Segundo a OMS, a diminuição do consumo de bebidas açucaradas significaria uma menor ingestão de “açúcares livres” e calorias em geral, uma melhor nutrição e menos pessoas sofrendo com sobrepeso, obesidade, diabetes e cárie dentária.

Os açúcares livres referem-se aos monossacarídeos (como glicose ou frutose) e aos dissacarídeos (como sacarose ou açúcar de mesa) adicionados aos alimentos e bebidas pelos fabricantes, cozinheiros ou consumidores — e aos açúcares naturalmente presentes no mel, xaropes, sucos de frutas e suco de frutas concentrados.

Obesidade em ascensão

“O consumo de açúcares livres, incluindo produtos como bebidas açucaradas, é um fator importante para o aumento global do número de pessoas que sofrem de obesidade e diabetes”, disse o diretor do Departamento de Prevenção às Doenças Crônicas Não Transmissíveis da OMS, Douglas Bettcher.

Se os governos tributassem produtos como bebidas açucaradas, poderiam reduzir o sofrimento e salvar vidas. Poderiam também diminuir os custos e aumentar as receitas para investir em serviços de saúde.”

Em 2014, ao menos um em cada três (39%) adultos com mais de 18 anos em todo o mundo estava acima do peso. A prevalência mundial da obesidade mais do que dobrou entre 1980 e 2014, com 11% de homens e 15% de mulheres (mais que meio bilhão de adultos) sendo classificados como obesos.

Além disso, estima-se que 42 milhões de crianças com menos de 5 anos estavam acima do peso ou obesas em 2015, um aumento de cerca de 11 milhões durante os últimos 15 anos. Quase metade (48%) dessas crianças vive na Ásia e 25% na África.

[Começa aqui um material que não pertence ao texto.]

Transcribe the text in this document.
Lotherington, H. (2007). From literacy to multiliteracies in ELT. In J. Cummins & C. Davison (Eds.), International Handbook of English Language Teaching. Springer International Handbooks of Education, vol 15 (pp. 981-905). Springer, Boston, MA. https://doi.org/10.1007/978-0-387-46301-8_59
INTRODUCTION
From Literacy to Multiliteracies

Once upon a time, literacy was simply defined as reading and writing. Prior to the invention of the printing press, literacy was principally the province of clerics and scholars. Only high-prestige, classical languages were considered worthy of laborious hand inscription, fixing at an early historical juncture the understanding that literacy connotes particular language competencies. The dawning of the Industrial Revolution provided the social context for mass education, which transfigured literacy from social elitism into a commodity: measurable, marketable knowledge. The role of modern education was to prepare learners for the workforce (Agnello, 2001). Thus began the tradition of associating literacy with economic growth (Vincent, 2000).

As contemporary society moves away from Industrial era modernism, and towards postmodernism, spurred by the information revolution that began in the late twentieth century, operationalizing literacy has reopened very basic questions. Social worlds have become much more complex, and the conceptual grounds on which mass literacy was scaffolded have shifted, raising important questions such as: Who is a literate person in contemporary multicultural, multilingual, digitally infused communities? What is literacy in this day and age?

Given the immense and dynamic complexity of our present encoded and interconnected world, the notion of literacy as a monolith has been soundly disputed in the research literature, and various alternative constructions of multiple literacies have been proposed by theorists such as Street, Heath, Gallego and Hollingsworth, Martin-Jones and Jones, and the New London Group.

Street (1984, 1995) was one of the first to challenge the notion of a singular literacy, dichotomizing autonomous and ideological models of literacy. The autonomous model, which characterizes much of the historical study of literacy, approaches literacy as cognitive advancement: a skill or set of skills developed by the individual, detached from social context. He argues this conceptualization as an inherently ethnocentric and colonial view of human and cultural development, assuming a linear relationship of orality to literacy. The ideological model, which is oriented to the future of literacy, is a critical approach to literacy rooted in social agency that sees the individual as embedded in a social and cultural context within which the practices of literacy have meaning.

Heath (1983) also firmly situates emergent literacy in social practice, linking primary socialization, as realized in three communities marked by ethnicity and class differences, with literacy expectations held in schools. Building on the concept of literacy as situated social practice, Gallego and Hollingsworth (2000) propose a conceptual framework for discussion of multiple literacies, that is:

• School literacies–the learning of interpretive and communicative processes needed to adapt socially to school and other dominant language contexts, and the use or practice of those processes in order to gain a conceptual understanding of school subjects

O número de pessoas que vivem com diabetes também tem aumentado – de 108 milhões em 1980 para 422 milhões em 2014. A doença foi diretamente responsável por 1,5 milhão de mortes apenas em 2012.

Necessidade de reduzir ingestão de açúcar

Do ponto de vista nutricional, as pessoas não precisam de qualquer tipo de açúcar em suas dietas. A OMS recomenda às pessoas que consomem esses produtos a manter a ingestão abaixo de 10% de suas necessidades totais de energia e reduzi-la para menos de 5% para benefícios adicionais à saúde. Isso é equivalente a menos de uma porção (pelo menos 250 ml) de bebidas açucaradas comumente consumidas por dia”, afirmou o diretor do Departamento de Nutrição para Saúde e Desenvolvimento da OMS, Francesco Branca.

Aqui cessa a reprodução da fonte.